Banyak dalam komunitas lokal di Indonesia, perempuan berperan ganda sebagai pengelola rumah tangga dan agen perubahan di komunitas mereka. Oleh karena itu, memberdayakan perempuan dalam transisi energi lokal adalah langkah penting untuk mencapai keadilan sosial dan keberlanjutan lingkungan.
Peran Tradisional Perempuan dalam Energi Lokal
Perempuan  Indonesia di banyak wilayah pedesaan, sering kali menjadi penanggung jawab utama dalam pengelolaan energi rumah tangga. Mereka terlibat dalam pengumpulan bahan bakar tradisional seperti kayu bakar, yang tidak hanya membebani secara fisik tetapi juga memiliki dampak lingkungan dan kesehatan yang merugikan. Misalnya, polusi udara dalam ruangan akibat penggunaan kayu bakar atau arang untuk memasak dapat menyebabkan penyakit pernapasan yang serius.
Di sisi lain, keterlibatan perempuan dalam aktivitas energi tradisional ini memberikan mereka pengetahuan yang mendalam tentang kebutuhan energi rumah tangga dan potensi lokal. Mereka memiliki keterampilan dalam mengelola sumber daya dengan cara yang efisien dan ekonomis. Memanfaatkan pengetahuan tradisional ini dalam konteks transisi energi modern bisa menjadi kunci untuk pengembangan solusi energi yang berkelanjutan dan relevan secara lokal.
Integrasi Teknologi: Pemberdayaan Perempuan sebagai Agen Perubahan
Transisi ke sumber energi yang lebih bersih seperti tenaga surya, biomassa, atau angin memerlukan adopsi teknologi baru. Perempuan, sebagai pengelola energi rumah tangga, memiliki peran vital dalam mengadopsi dan menyebarkan teknologi ini di komunitas mereka. Pemberdayaan perempuan melalui pelatihan teknis dan pendidikan energi dapat mendorong mereka untuk menjadi agen perubahan yang efektif.
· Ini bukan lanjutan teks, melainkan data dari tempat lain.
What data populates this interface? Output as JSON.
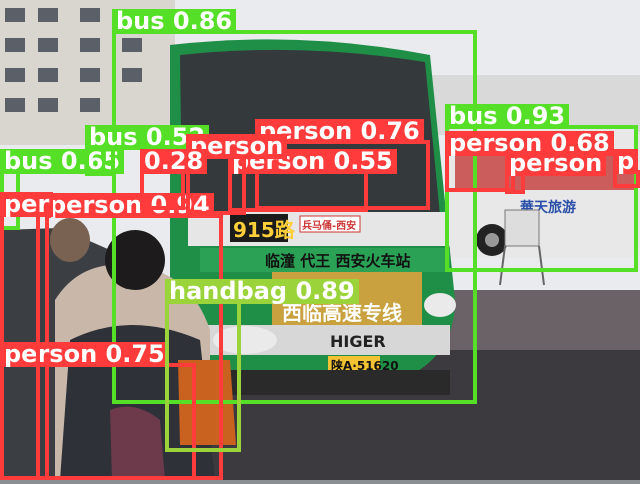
{
  "image": {
    "description_colors": {
      "sky": "#e9ebee",
      "ground": "#3d3a3f",
      "bus_green": "#1f8f47",
      "bus_white": "#e8e8e8"
    },
    "bus_front_sign": "915路",
    "bus_route": "兵马俑-西安",
    "bus_banner": "临潼 代王 西安火车站",
    "bus_lower_banner": "西临高速专线",
    "bus_brand": "HIGER",
    "plate": "陕A·51620",
    "side_bus_text": "華天旅游"
  },
  "detections": [
    {
      "class": "bus",
      "score": "0.86",
      "label": "bus 0.86",
      "color": "green"
    },
    {
      "class": "bus",
      "score": "0.93",
      "label": "bus 0.93",
      "color": "green"
    },
    {
      "class": "bus",
      "score": "0.65",
      "label": "bus 0.65",
      "color": "green"
    },
    {
      "class": "bus",
      "score": "0.52",
      "label": "bus 0.52",
      "color": "green"
    },
    {
      "class": "person",
      "score": "0.76",
      "label": "person 0.76",
      "color": "red"
    },
    {
      "class": "person",
      "score": "0.55",
      "label": "person 0.55",
      "color": "red"
    },
    {
      "class": "person",
      "score": "0.94",
      "label": "person 0.94",
      "color": "red"
    },
    {
      "class": "person",
      "score": "0.75",
      "label": "person 0.75",
      "color": "red"
    },
    {
      "class": "person",
      "score": "0.68",
      "label": "person 0.68",
      "color": "red"
    },
    {
      "class": "person",
      "score": "",
      "label": "person",
      "color": "red"
    },
    {
      "class": "person",
      "score": "",
      "label": "per",
      "color": "red"
    },
    {
      "class": "person",
      "score": "",
      "label": "person",
      "color": "red"
    },
    {
      "class": "person",
      "score": "0.28",
      "label": "0.28",
      "color": "red"
    },
    {
      "class": "person",
      "score": "",
      "label": "p",
      "color": "red"
    },
    {
      "class": "handbag",
      "score": "0.89",
      "label": "handbag 0.89",
      "color": "lime"
    }
  ]
}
Contoh Kasus: Pemanfaatan Teknologi Energi Terbarukan oleh Perempuan di Lombok
Di Lombok, perempuan lokal terlibat dalam proyek pembangunan Pembangkit Listrik Tenaga Surya (PLTS) di desa mereka. Mereka dilatih untuk memasang dan merawat panel surya, serta mengelola sistem distribusi energi. Proyek ini tidak hanya meningkatkan akses ke energi bersih tetapi juga memberdayakan perempuan dengan keterampilan teknis dan manajerial, yang sebelumnya didominasi oleh laki-laki.
Transisi Energi yang Berkeadilan: Memprioritaskan Kelompok Rentan
Kelompok rentan, termasuk masyarakat miskin, perempuan, dan anak-anak, sering kali terpinggirkan dalam proses pembangunan energi. Dalam transisi energi, penting untuk memastikan bahwa kelompok-kelompok ini tidak hanya menjadi penerima manfaat tetapi juga memiliki peran aktif dan suara dalam pengambilan keputusan. Ini dapat dicapai melalui pendekatan partisipatif yang inklusif, memastikan bahwa kebutuhan dan perspektif mereka diintegrasikan dalam perencanaan dan pelaksanaan proyek energi.